I could give my paper friends the organs that see to it I breathe and move and feel and touch.  
I wouldn’t need to breathe anymore,
nor touch the withering pages that hold the truth to how much time has passed.
I could be inside the globe I would always dream of.
The paper globe.
It's been forever since I've seen you last,
and for that moment I admit lasts in cycles,
bisecting itself as the minutes grow longer and endless.
For it was right when we met,
and also a second time when I searched for and found you beside the bench underneath the bus stop.
And as you jumped for my attention,
my heart swelled and froze,
just as you smiled and rushed to me with open arms,
clothed in your favorite striped pull over,
eyes blazing and lips igniting the soft brush of my flesh.
And it was endless since I saw you last,
but I knew this,
and you knew it,
and we knew it more vividly together,
just as we counted down the minutes,
minutes til I'd be able to run into your arms once more.
To see a simple face and capture it in all simplicity
is like a pattern of depth and emotion burning my flesh repetitively.

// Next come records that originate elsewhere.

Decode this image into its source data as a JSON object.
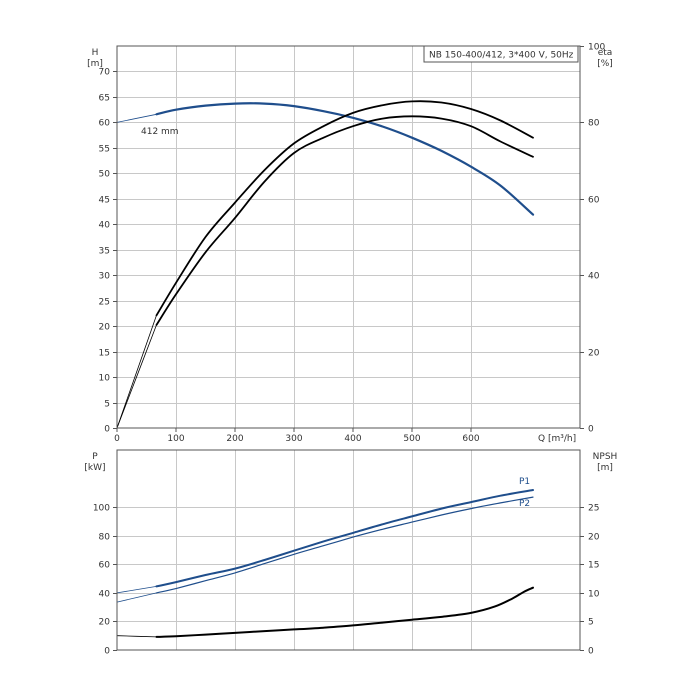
{
  "title": "NB 150-400/412, 3*400 V, 50Hz",
  "colors": {
    "blue": "#1f4e8c",
    "black": "#000000",
    "grid": "#c8c8c8"
  },
  "chart_data": [
    {
      "type": "line",
      "id": "upper",
      "xlabel": "Q [m³/h]",
      "xlim": [
        0,
        700
      ],
      "x_ticks": [
        0,
        100,
        200,
        300,
        400,
        500,
        600
      ],
      "left_axis": {
        "label_line1": "H",
        "label_line2": "[m]",
        "lim": [
          0,
          75
        ],
        "ticks": [
          0,
          5,
          10,
          15,
          20,
          25,
          30,
          35,
          40,
          45,
          50,
          55,
          60,
          65,
          70
        ]
      },
      "right_axis": {
        "label_line1": "eta",
        "label_line2": "[%]",
        "lim": [
          0,
          100
        ],
        "ticks": [
          0,
          20,
          40,
          60,
          80,
          100
        ]
      },
      "annotations": [
        {
          "text": "412 mm"
        }
      ],
      "grid": true,
      "series": [
        {
          "axis": "left",
          "color": "blue",
          "width": 2.2,
          "points": [
            [
              67,
              61.6
            ],
            [
              100,
              62.5
            ],
            [
              150,
              63.3
            ],
            [
              200,
              63.7
            ],
            [
              250,
              63.7
            ],
            [
              300,
              63.2
            ],
            [
              350,
              62.2
            ],
            [
              400,
              60.9
            ],
            [
              450,
              59.2
            ],
            [
              500,
              57.0
            ],
            [
              550,
              54.4
            ],
            [
              600,
              51.3
            ],
            [
              650,
              47.6
            ],
            [
              705,
              41.9
            ]
          ]
        },
        {
          "axis": "left",
          "color": "blue",
          "width": 0.8,
          "points": [
            [
              0,
              60.0
            ],
            [
              67,
              61.6
            ]
          ]
        },
        {
          "axis": "right",
          "color": "black",
          "width": 1.8,
          "points": [
            [
              67,
              27
            ],
            [
              100,
              35
            ],
            [
              150,
              46
            ],
            [
              200,
              55
            ],
            [
              250,
              64.5
            ],
            [
              300,
              72
            ],
            [
              350,
              76
            ],
            [
              400,
              79
            ],
            [
              450,
              81
            ],
            [
              500,
              81.6
            ],
            [
              550,
              81
            ],
            [
              600,
              79
            ],
            [
              650,
              75
            ],
            [
              705,
              71
            ]
          ]
        },
        {
          "axis": "right",
          "color": "black",
          "width": 1.8,
          "points": [
            [
              67,
              29.5
            ],
            [
              100,
              38
            ],
            [
              150,
              50
            ],
            [
              200,
              59
            ],
            [
              250,
              67.5
            ],
            [
              300,
              74.5
            ],
            [
              350,
              79
            ],
            [
              400,
              82.5
            ],
            [
              450,
              84.5
            ],
            [
              500,
              85.5
            ],
            [
              550,
              85.2
            ],
            [
              600,
              83.5
            ],
            [
              650,
              80.5
            ],
            [
              705,
              76
            ]
          ]
        },
        {
          "axis": "right",
          "color": "black",
          "width": 0.8,
          "points": [
            [
              0,
              0
            ],
            [
              67,
              29.5
            ]
          ]
        },
        {
          "axis": "right",
          "color": "black",
          "width": 0.8,
          "points": [
            [
              0,
              0
            ],
            [
              67,
              27
            ]
          ]
        }
      ]
    },
    {
      "type": "line",
      "id": "lower",
      "xlim": [
        0,
        700
      ],
      "x_ticks": [],
      "left_axis": {
        "label_line1": "P",
        "label_line2": "[kW]",
        "lim": [
          0,
          140
        ],
        "ticks": [
          0,
          20,
          40,
          60,
          80,
          100
        ]
      },
      "right_axis": {
        "label_line1": "NPSH",
        "label_line2": "[m]",
        "lim": [
          0,
          35
        ],
        "ticks": [
          0,
          5,
          10,
          15,
          20,
          25
        ]
      },
      "grid": true,
      "series": [
        {
          "name": "P1",
          "axis": "left",
          "color": "blue",
          "width": 2.0,
          "points": [
            [
              67,
              44.5
            ],
            [
              100,
              47.5
            ],
            [
              150,
              52.5
            ],
            [
              200,
              57.0
            ],
            [
              250,
              63.0
            ],
            [
              300,
              69.5
            ],
            [
              350,
              76.0
            ],
            [
              400,
              82.0
            ],
            [
              450,
              88.0
            ],
            [
              500,
              93.5
            ],
            [
              550,
              99.0
            ],
            [
              600,
              103.5
            ],
            [
              650,
              108.0
            ],
            [
              705,
              112.0
            ]
          ]
        },
        {
          "name": "P2",
          "axis": "left",
          "color": "blue",
          "width": 1.2,
          "points": [
            [
              67,
              40.0
            ],
            [
              100,
              43.0
            ],
            [
              150,
              48.5
            ],
            [
              200,
              54.0
            ],
            [
              250,
              60.5
            ],
            [
              300,
              67.0
            ],
            [
              350,
              73.0
            ],
            [
              400,
              79.0
            ],
            [
              450,
              84.5
            ],
            [
              500,
              89.5
            ],
            [
              550,
              94.5
            ],
            [
              600,
              99.0
            ],
            [
              650,
              103.0
            ],
            [
              705,
              107.0
            ]
          ]
        },
        {
          "axis": "left",
          "color": "blue",
          "width": 0.8,
          "points": [
            [
              0,
              40.0
            ],
            [
              67,
              44.5
            ]
          ]
        },
        {
          "axis": "left",
          "color": "blue",
          "width": 0.8,
          "points": [
            [
              0,
              33.5
            ],
            [
              67,
              40.0
            ]
          ]
        },
        {
          "axis": "right",
          "color": "black",
          "width": 2.0,
          "points": [
            [
              67,
              2.3
            ],
            [
              100,
              2.4
            ],
            [
              150,
              2.7
            ],
            [
              200,
              3.0
            ],
            [
              250,
              3.3
            ],
            [
              300,
              3.6
            ],
            [
              350,
              3.9
            ],
            [
              400,
              4.3
            ],
            [
              450,
              4.8
            ],
            [
              500,
              5.3
            ],
            [
              550,
              5.8
            ],
            [
              600,
              6.5
            ],
            [
              640,
              7.6
            ],
            [
              670,
              9.0
            ],
            [
              690,
              10.2
            ],
            [
              705,
              10.9
            ]
          ]
        },
        {
          "axis": "right",
          "color": "black",
          "width": 0.8,
          "points": [
            [
              0,
              2.5
            ],
            [
              67,
              2.3
            ]
          ]
        }
      ]
    }
  ]
}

To gaze into eyes so hidden and wanting,
but of something other than it sees.
To retrace the words spoken on his lips,
where a smile curves at each end making me smile,
making me only wonder of what I am thinking.
To imagine touching while pale flesh I imagine so soft,
so innocent,
so longing,
so...him.
I think of you slumbering,
quiet for once,
shy how I see you,
fading into the darkness engulfed in patches underneath your steps,
breathing once more within me a connection of exquisite pain,
the exquisite pain of wanting someone so unattainable
so breathtaking,
so innocent,
so longing,
so...you.
One simple thing,
ending it by a strand at a time.
You were a hollow summers eve
trapped in the rays of sunlight.
A wave too perfect to out tumble
the sea's current.
A heartbeat to quick to withstand
a seniors body.
And a smile too great that tried to make the earth crumble.
You'll always be my world's struggle.